Why does this keeps giving me error at 300? I’ve read that by default this init timeout is 30 min. So, are there two different timeouts? I think probably my process is also lasting 30 min, but the error marks as the cause the 300s timeout.
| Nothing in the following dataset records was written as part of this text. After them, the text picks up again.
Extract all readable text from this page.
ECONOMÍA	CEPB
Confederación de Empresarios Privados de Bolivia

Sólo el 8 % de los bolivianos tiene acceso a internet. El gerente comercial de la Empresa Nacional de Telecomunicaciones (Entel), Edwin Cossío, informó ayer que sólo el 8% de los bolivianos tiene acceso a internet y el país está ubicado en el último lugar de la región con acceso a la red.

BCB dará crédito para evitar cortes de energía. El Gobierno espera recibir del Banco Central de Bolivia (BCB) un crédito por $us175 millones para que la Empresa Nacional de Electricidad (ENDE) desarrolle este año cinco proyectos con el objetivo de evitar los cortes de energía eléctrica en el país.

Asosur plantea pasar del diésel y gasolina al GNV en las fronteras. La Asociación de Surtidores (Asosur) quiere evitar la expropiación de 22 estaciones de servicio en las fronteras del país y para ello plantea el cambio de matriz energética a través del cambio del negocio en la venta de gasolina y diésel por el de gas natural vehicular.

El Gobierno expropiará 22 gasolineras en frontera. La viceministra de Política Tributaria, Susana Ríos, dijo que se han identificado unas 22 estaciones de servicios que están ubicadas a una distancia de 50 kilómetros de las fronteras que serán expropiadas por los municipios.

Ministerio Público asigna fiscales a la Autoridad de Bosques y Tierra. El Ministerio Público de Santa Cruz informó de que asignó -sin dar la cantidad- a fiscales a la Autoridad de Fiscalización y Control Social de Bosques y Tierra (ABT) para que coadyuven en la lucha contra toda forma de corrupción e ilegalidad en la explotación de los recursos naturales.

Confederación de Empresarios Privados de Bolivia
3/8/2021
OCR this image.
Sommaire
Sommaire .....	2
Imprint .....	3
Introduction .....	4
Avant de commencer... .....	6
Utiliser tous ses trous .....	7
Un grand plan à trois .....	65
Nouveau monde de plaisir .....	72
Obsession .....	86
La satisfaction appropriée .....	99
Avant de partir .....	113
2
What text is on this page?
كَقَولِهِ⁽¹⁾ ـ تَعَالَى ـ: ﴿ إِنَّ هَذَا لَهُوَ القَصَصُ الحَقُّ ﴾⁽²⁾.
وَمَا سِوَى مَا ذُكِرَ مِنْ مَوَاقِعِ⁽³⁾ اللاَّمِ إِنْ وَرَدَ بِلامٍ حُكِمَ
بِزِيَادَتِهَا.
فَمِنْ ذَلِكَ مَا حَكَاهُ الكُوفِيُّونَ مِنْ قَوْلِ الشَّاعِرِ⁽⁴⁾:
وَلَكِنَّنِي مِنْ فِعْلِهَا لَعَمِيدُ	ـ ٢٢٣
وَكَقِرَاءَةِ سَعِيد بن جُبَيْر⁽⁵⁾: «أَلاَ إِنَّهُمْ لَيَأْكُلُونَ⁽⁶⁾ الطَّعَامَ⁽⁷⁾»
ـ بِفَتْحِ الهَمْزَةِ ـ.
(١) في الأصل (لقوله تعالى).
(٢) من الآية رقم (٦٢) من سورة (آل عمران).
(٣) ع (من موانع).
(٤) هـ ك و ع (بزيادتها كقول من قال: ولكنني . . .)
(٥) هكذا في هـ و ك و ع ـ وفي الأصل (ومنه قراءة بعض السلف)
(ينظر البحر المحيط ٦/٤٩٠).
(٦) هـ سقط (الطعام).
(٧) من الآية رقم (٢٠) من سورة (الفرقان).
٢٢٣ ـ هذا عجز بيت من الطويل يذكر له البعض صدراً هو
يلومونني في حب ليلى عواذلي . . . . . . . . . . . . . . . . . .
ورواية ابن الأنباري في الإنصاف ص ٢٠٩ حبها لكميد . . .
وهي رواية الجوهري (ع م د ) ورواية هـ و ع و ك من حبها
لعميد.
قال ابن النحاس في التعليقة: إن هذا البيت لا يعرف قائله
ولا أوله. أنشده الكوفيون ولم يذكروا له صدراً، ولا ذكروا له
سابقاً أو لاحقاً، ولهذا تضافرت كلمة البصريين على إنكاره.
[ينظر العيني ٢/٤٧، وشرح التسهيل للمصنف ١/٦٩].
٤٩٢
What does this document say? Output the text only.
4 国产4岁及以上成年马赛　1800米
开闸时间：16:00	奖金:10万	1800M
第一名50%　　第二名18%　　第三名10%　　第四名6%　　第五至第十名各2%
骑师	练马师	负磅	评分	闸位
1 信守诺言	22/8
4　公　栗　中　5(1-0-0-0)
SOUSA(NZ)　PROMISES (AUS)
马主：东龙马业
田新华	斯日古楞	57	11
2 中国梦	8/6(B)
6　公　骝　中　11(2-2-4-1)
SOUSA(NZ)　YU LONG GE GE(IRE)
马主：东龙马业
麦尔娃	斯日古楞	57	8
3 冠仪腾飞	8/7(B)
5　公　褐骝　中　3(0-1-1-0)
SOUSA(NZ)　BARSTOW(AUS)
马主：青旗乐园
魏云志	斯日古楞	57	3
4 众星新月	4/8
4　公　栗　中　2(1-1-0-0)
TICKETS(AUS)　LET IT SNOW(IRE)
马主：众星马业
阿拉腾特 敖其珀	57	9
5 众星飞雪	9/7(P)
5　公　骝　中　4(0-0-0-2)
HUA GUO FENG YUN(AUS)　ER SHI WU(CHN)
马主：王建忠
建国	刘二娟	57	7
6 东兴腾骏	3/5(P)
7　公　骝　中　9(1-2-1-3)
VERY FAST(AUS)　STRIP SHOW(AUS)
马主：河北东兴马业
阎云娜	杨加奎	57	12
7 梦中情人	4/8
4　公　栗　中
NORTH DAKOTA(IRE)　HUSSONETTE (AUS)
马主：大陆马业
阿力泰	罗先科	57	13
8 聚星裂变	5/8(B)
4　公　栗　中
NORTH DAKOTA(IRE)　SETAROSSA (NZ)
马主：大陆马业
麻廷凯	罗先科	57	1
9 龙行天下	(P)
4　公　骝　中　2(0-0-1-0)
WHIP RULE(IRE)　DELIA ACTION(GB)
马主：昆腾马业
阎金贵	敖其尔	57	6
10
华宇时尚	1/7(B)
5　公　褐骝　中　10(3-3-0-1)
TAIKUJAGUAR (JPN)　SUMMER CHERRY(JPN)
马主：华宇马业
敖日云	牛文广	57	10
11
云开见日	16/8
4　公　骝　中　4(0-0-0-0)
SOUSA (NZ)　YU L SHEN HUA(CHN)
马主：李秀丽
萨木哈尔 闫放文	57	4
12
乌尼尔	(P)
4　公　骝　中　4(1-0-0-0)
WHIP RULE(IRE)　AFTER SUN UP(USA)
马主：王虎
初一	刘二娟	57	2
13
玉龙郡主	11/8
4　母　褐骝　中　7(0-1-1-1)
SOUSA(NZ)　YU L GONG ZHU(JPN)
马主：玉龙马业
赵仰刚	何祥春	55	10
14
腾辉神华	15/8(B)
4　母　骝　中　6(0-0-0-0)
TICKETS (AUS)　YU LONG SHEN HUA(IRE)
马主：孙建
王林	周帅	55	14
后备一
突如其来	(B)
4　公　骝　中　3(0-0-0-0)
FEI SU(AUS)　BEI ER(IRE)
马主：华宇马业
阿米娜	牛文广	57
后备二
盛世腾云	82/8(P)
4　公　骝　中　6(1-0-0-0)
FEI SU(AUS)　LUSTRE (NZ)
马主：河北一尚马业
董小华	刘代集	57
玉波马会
I’ve read same issue to other people:

maybe this:

Please, any thought is useful. Thanks.

I forgot to mention that cuda and nccl versions are:
CUDA 10.2
NCCL 2.9.9

Could you update PyTorch to the latest stable or nightly release and check if you would still run into these issues?

Hello
It’s an HPC research facility. It’s not easy, sometimes not possible, to update. By now, this is the case. But, new HPC is “opening it’s doors” in a short period of time (weeks, maybe few months). So, if there is no new advice to track/follow the bug with current configuration, I’ll write in a few weeks with new info here. Otherwise, we can follow welcomed new advises.